C’est peu dire que les geeks auront un orgasme devant cette oeuvre ayant tout pour devenir culte. Elle est truffée de références nostalgiques à la pop, au cinéma (dont un génial passage en clin d’oeil à « The Shining »), au jeu vidéo et globalement à la pop culture. Et tous les clins d’oeil sont extrêmement bien amenés, ponctuant une quête pleine de rebondissements et de fantaisie. S’y affrontent deux forces éternelles avec d’un côté une bande de jeunes geekos infiniment bons, des puristes qui veulent régner sur l’OASIS par passion et pour en faire un espace toujours meilleur et de l’autre une grosse compagnie high tech qui ne voit ce paradis virtuel que comme une façon de faire de l’argent, d’à terme aliéner et exploiter les gens.
Mine de rien, avec ce projet très ambitieux et extrêmement abouti, Spielberg montre toute la fééerie, la liberté grisante, la beauté des mondes virtuels mais aussi les dangers qu’ils peuvent contenir. Une belle idée, un nouvel espace plein de promesses, peuvent si facilement être pervertis par ceux qui le composent. On retrouve cette thématique récurrente du cinéma de l’auteur qui est celle de batailler pour rester fidèle à ses rêves même face aux forces les plus menaçantes et obscures.
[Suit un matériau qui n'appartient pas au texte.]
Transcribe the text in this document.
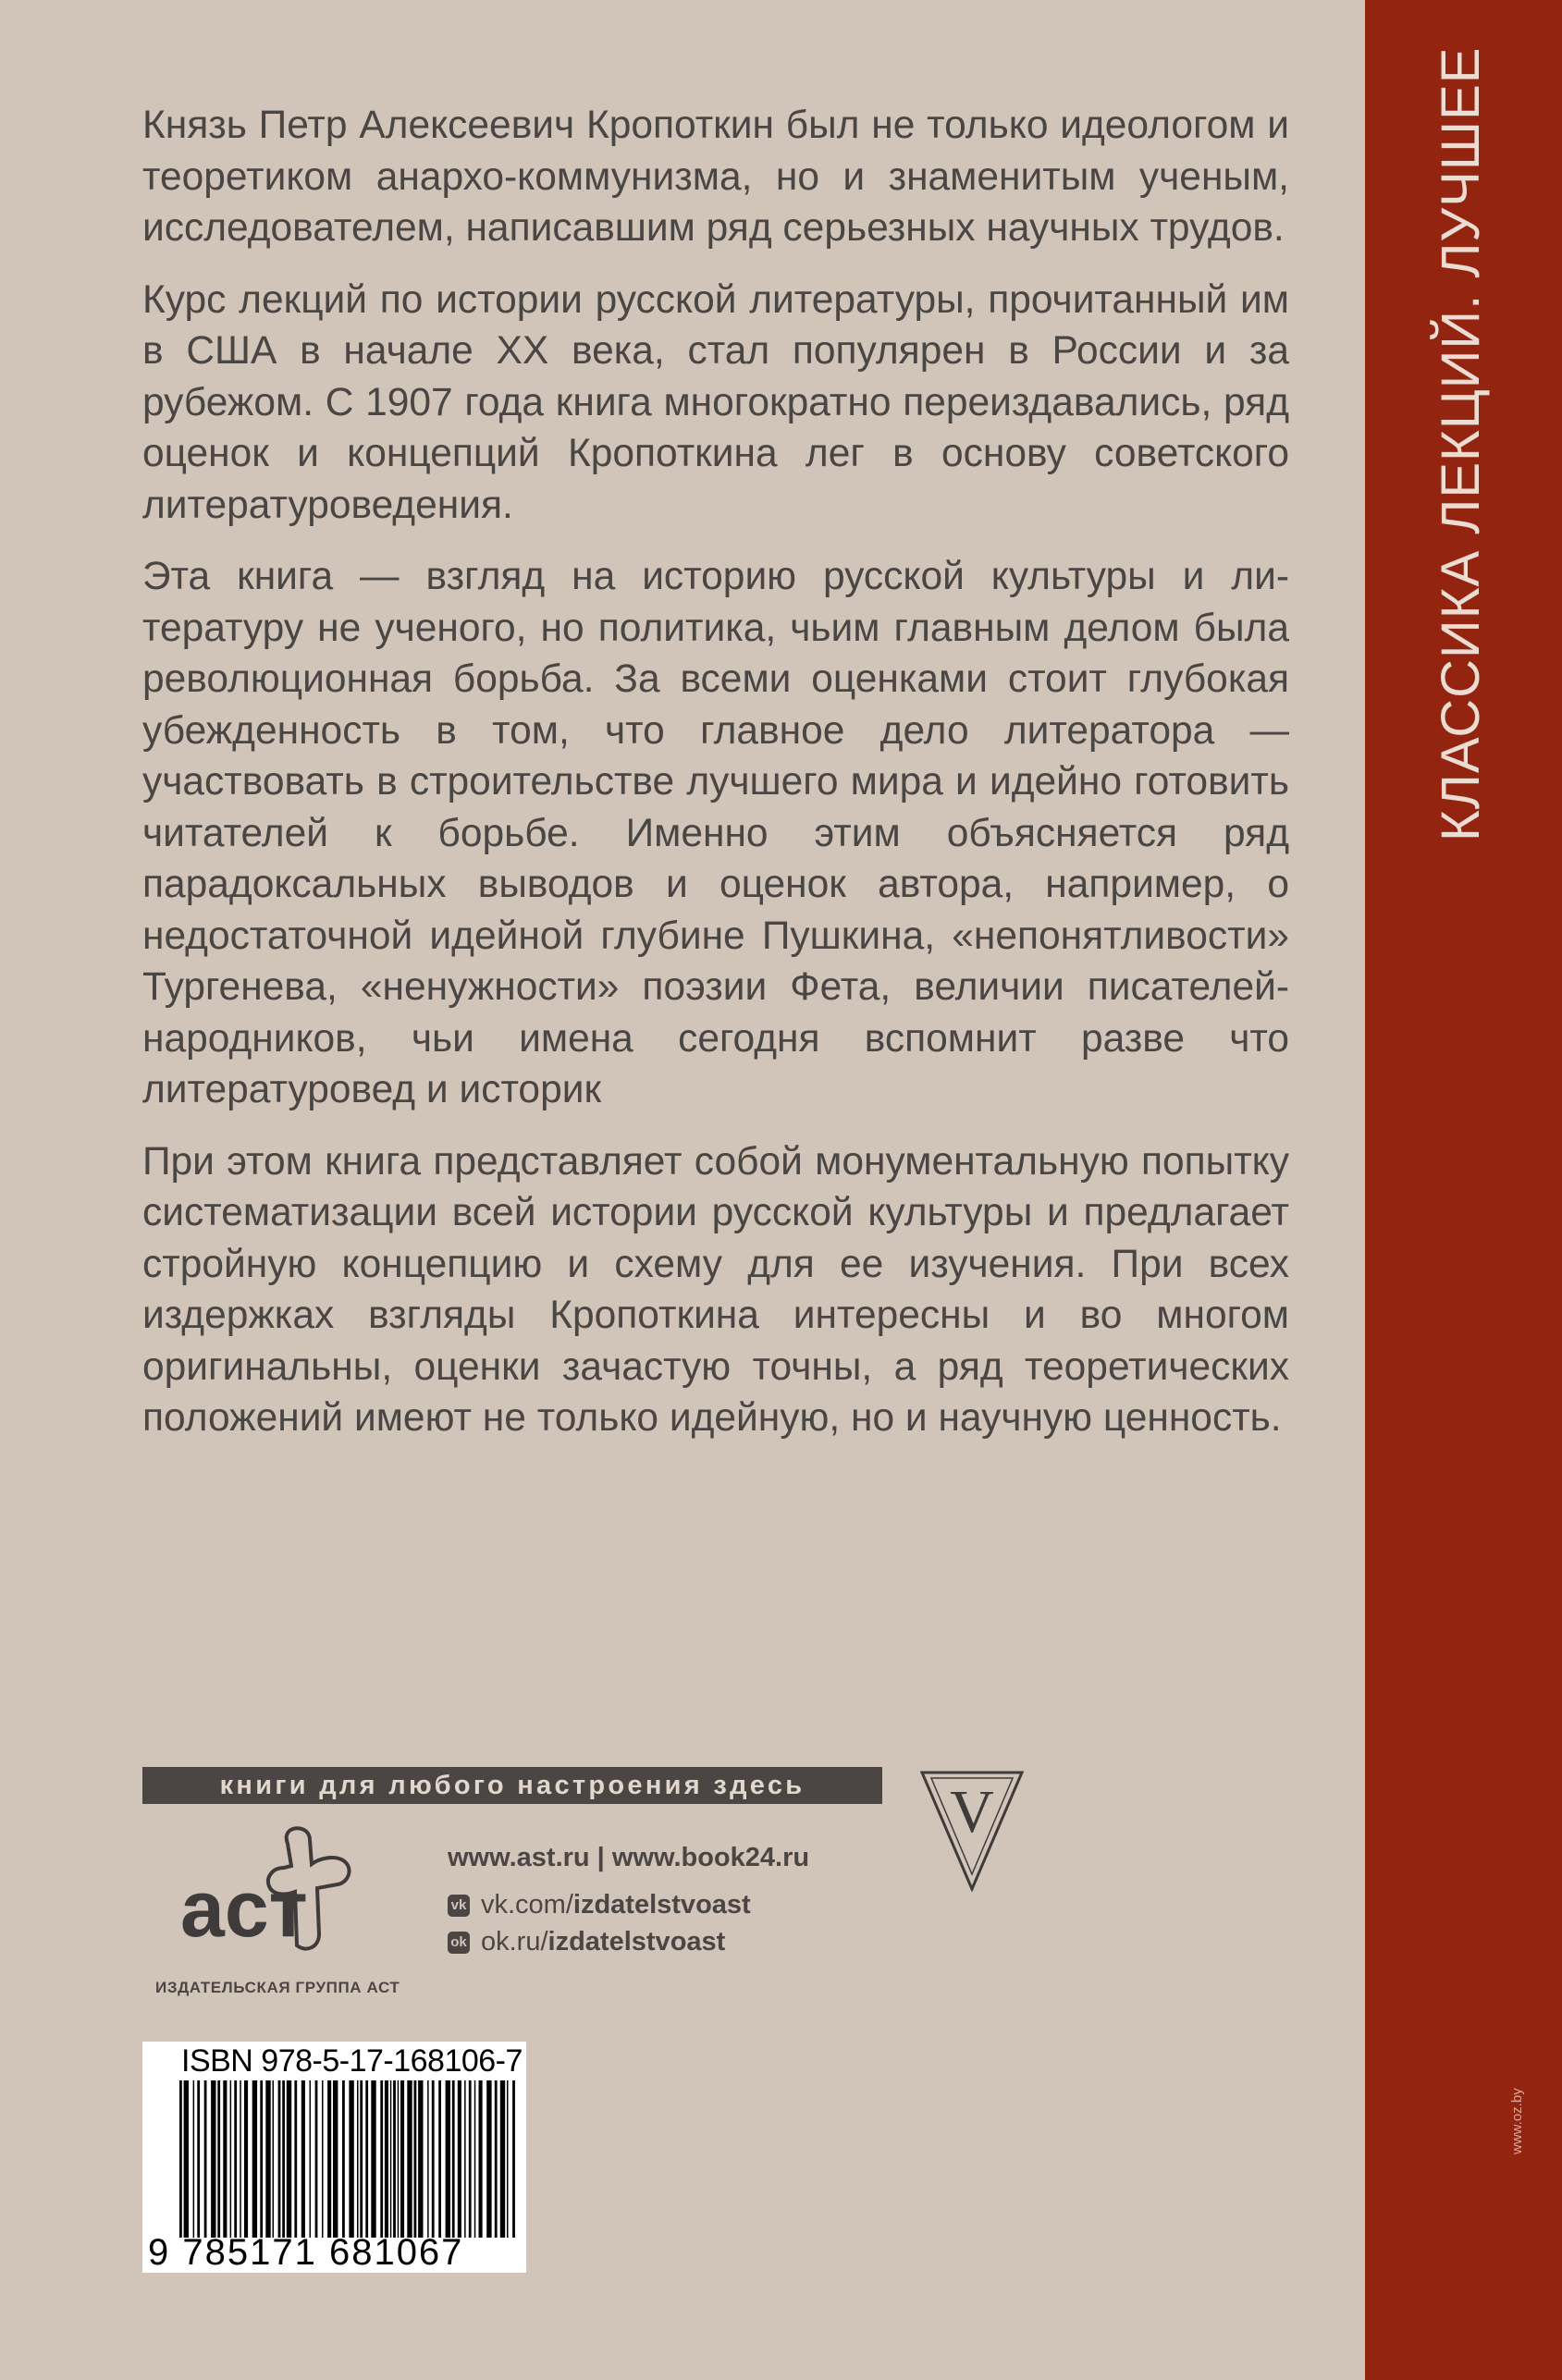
КЛАССИКА ЛЕКЦИЙ. ЛУЧШЕЕ
www.oz.by

Князь Петр Алексеевич Кропоткин был не только идеологом и теоретиком анархо-коммунизма, но и знаменитым ученым, исследователем, написавшим ряд серьезных научных трудов.

Курс лекций по истории русской литературы, прочитанный им в США в начале XX века, стал популярен в России и за рубежом. С 1907 года книга многократно переиздавались, ряд оценок и концепций Кропоткина лег в основу советского литературоведения.

Эта книга — взгляд на историю русской культуры и литературу не ученого, но политика, чьим главным делом была революционная борьба. За всеми оценками стоит глубокая убежденность в том, что главное дело литератора — участвовать в строительстве лучшего мира и идейно готовить читателей к борьбе. Именно этим объясняется ряд парадоксальных выводов и оценок автора, например, о недостаточной идейной глубине Пушкина, «непонятливости» Тургенева, «ненужности» поэзии Фета, величии писателей-народников, чьи имена сегодня вспомнит разве что литературовед и историк

При этом книга представляет собой монументальную попытку систематизации всей истории русской культуры и предлагает стройную концепцию и схему для ее изучения. При всех издержках взгляды Кропоткина интересны и во многом оригинальны, оценки зачастую точны, а ряд теоретических положений имеют не только идейную, но и научную ценность.

книги для любого настроения здесь	V
аст
ИЗДАТЕЛЬСКАЯ ГРУППА АСТ
www.ast.ru | www.book24.ru
vk vk.com/ izdatelstvoast
ok ok.ru/ izdatelstvoast
ISBN 978-5-17-168106-7
9 785171 681067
C’est d’une délicieuse candeur et universalité (ce qui n’empêche pas la mélancolie, notamment à travers l’histoire de James Halliday) et la petite troupe d’ados qui nous emporte dans une succession de missions pleines d’originalité et de peps est sympathique comme tout, envoyant valser les étiquettes (de genre, de canons de beauté) et faisant de la marge une figure héroïque.